During the first wave of coronavirus cases, sixty percent of employees experienced a poor work-life balance, an Effectory study of 123,000 employees across Europe has revealed. Can we expect a wave of burnout cases?
What lessons can we learn from employee experiences during the first wave of coronavirus cases? We share the insights provided by the 123,000 employees who responded to Effectory’s COVID-19 Workforce Pulse surveys between late March and early June 2020.
Balance affected most at the start of the coronavirus crisis
On average, 60 percent of employees were unable to maintain a good work-life balance during the first wave of coronavirus cases. This percentage was highest (62%) at the start of the coronavirus crisis and has barely reduced since. Only 40% of employees were able to maintain a good balance. Normally, you would expect this figure to be around 69% on average, so the difference is considerable.
Lack of energy reserves represent a higher risk of burnout
If there is a long-term mismatch between energy reserves and work requirements, the risk of burnout increases. “During the first wave of coronavirus cases, employees had fewer energy resources,” says Effectory’s CPO and Innovation Manager, Merel van der Lei. “For example, some employees did not have the right tools to perform their jobs properly. Collaborating with colleagues was, in many cases, more difficult. And many employees found that their living situations made it difficult to concentrate.”
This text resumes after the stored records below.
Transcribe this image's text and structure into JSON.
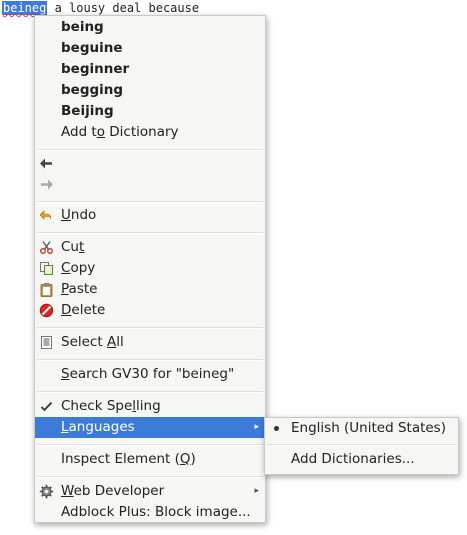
{
  "editor": {
    "misspelled_word": "beineg",
    "rest_of_line": " a lousy deal because"
  },
  "context_menu": {
    "suggestions": [
      "being",
      "beguine",
      "beginner",
      "begging",
      "Beijing"
    ],
    "add_to_dictionary": {
      "pre": "Add t",
      "mn": "o",
      "post": " Dictionary"
    },
    "back_icon": "arrow-left-icon",
    "forward_icon": "arrow-right-icon",
    "undo": {
      "pre": "",
      "mn": "U",
      "post": "ndo"
    },
    "cut": {
      "pre": "Cu",
      "mn": "t",
      "post": ""
    },
    "copy": {
      "pre": "",
      "mn": "C",
      "post": "opy"
    },
    "paste": {
      "pre": "",
      "mn": "P",
      "post": "aste"
    },
    "delete": {
      "pre": "",
      "mn": "D",
      "post": "elete"
    },
    "select_all": {
      "pre": "Select ",
      "mn": "A",
      "post": "ll"
    },
    "search": {
      "pre": "",
      "mn": "S",
      "post": "earch GV30 for \"beineg\""
    },
    "check_spelling": {
      "pre": "Check Spe",
      "mn": "l",
      "post": "ling"
    },
    "languages": {
      "pre": "",
      "mn": "L",
      "post": "anguages"
    },
    "inspect": {
      "pre": "Inspect Element (",
      "mn": "Q",
      "post": ")"
    },
    "web_developer": {
      "pre": "",
      "mn": "W",
      "post": "eb Developer"
    },
    "adblock": "Adblock Plus: Block image..."
  },
  "languages_submenu": {
    "english": "English (United States)",
    "add_dictionaries": {
      "pre": "",
      "mn": "A",
      "post": "dd Dictionaries..."
    }
  },
  "colors": {
    "selection": "#3d7bd9",
    "menu_bg": "#f6f6f5"
  }
}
Timely insight into reduced well-being to predict the likelihood of burnout
COVID-19 Workforce Pulse surveys are a quick way for organizations to gain insight into a number of critical indicators. Van der Lei explains: “Employees automatically given the same seven key questions. Three are about their well-being: Do they have a good work-life balance? Is their workload too high, too low or just right? And can they maintain their current situation in the long term? This last question predicts the likelihood of burnout. Carrying out Pulse surveys regularly can also help organizations to detect trends.”
Open questions are key to prevent burnout during the coronavirus crisis
How can organizations support their employees? Answers to open questions can provide guidance. “Employees who report having a poor work-life balance in a Pulse survey are automatically asked whether the organization can do anything to help them in this regard,” explains Van der Lei.
For example, Effectory carried out a Pulse survey of its own employees and received the following comment: “I would like to stop getting email notifications in the evening.” “There is actually a setting for this in your email program, but not everyone is aware of it. That’s why we provided step-by-step instructions in one of our weekly updates on how to stop getting notifications on your phone in the evenings.”
Pulse surveys also give employees a chance to share their opinions and concerns. “Employees particularly appreciate being listened to when they are overloaded,” says Van der Lei.
Increased intentions to leave due to poor work-life balance
“A high workload has a negative impact on work-life balance,” says Effectory’s Baran Metin, organizational psychologist and People Analytics Researcher. “Research shows that a high workload is associated with a higher risk of burnout and a higher intention to leave the organization among employees (Hu, Schaufeli, Taris, 2011). In order to reduce these risks, it is important for employees to be able recover sufficiently outside of working hours. For employees with an increased risk of burnout, this recovery time is extremely important (Oerlemans & Bakker, 2014).”
Positive work experiences provide protection against the risk of burnout
“If you want to retain talent and maintain a high level of employee performance, then as an organization you need to ensure that the working conditions motivate your employees,” says Metin. “This can be done by giving clear priorities, especially in uncertain situations. It is also important to try to improve the autonomy of employees and increase collaboration between them. In addition, it is important to offer good opportunities for development. The extra motivation that this provides can help to protect your employees against burnout.”
This is one of the reasons why the COVID-19 Workforce Pulse check can be extended to include a set of questions regarding the current needs of employees in terms of professional and personal development. “This module gives organizations the opportunity to provide employees with the training opportunities that are important right now, so that they remain relevant to the organization in the future,” explains Van der Lei.
There is also a module that allows organizations to ask specific questions about employee engagement. “If this becomes too low, the chance of burnout increases,” says Metin.
Six causes of burnout
Burnout is caused by a chronic mismatch between an individual and their work environment in one or more of the areas below (Maslach & Leiter, 1997). Workload is just one of these factors.
- Workload: when employees have a large number of tasks to complete and/or have a lack of skills or experience
- Autonomy: when employees do not have sufficient resources, information or decision-making powers to do their job properly
- Reward: when employees receive too little financial reward, feel that their hard work is being ignored or is not appreciated, or when they do not feel proud of the work they do
- Working atmosphere: when employees lose positive contact with their colleagues. Employees work best when they share joy, pride and humor with other employees that they like and respect. The most damaging thing for the working atmosphere is a chronic conflict or bad relationship with a direct colleague.
- Sense of fairness: when there is inequality between employees, for example, in terms of pay or workload.